In a letter to the Queen Mother, Philip revealed the extent to which he had fallen for his bride as the pair finally embraced their union.
“To have fallen in love completely and unreservedly makes all one’s personal troubles and even the world’s seem small and petty,” he wrote.
Once wed, they divided their time between Surrey and London, where Elizabeth was committed to royal duties as Princess, and Malta, where Philip was stationed and quickly promoted to lieutenant-commander in charge of the frigate HMS Magpie.
Just six days shy of their first anniversary, the couple became parents, with the birth of an heir to the throne, Charles.

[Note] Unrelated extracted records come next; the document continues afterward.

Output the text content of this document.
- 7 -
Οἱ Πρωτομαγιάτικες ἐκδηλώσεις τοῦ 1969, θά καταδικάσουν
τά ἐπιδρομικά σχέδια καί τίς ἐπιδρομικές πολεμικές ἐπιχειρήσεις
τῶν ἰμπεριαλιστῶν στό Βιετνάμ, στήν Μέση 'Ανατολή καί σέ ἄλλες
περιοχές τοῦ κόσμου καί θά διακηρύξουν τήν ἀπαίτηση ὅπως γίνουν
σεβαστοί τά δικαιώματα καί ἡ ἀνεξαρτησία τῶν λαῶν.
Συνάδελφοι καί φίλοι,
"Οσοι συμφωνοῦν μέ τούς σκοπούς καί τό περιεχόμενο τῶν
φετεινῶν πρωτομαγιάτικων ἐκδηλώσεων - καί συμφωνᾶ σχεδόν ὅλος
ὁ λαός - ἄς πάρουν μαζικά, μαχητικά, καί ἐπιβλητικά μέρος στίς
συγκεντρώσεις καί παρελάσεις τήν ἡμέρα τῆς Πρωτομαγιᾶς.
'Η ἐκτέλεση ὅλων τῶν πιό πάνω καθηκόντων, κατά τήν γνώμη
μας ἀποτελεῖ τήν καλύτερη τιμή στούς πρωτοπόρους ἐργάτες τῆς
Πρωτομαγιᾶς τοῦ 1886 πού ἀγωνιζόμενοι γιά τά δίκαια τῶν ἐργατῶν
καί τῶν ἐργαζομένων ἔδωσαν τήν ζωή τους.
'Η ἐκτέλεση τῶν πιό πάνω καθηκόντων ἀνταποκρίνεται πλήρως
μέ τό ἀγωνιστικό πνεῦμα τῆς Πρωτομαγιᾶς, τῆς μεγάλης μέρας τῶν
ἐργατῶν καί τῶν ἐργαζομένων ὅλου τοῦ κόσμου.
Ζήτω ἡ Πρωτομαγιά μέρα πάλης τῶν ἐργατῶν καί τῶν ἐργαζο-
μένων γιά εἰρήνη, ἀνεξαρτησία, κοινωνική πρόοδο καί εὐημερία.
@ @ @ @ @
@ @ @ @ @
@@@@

Charles, the first of the couple’s three sons, told his biographer Jonathan Dimbleby that it was nursery staff who witnessed his first steps and raised him, as his parents were often away in the early years of his life.
Regardless, with the birth of his and Elizabeth’s only daughter, Anne, in 1950, Philip achieved his purpose of aiding in the provision of an “heir and a spare”.
Centuries ago, when minor illnesses had the potential to end in death, a monarch would be desperate for a second child that assured the royal line would continue.
Soon after, he would see the life he had envisioned for himself fall victim to a change to the monarchy that had been forecast to take place in the distant future.
It was not the first time he had experienced such an abrupt development.
The baby in the orange crate
For the first 18 months of his life, Philip was destined to serve the kingdoms of Greece and Denmark.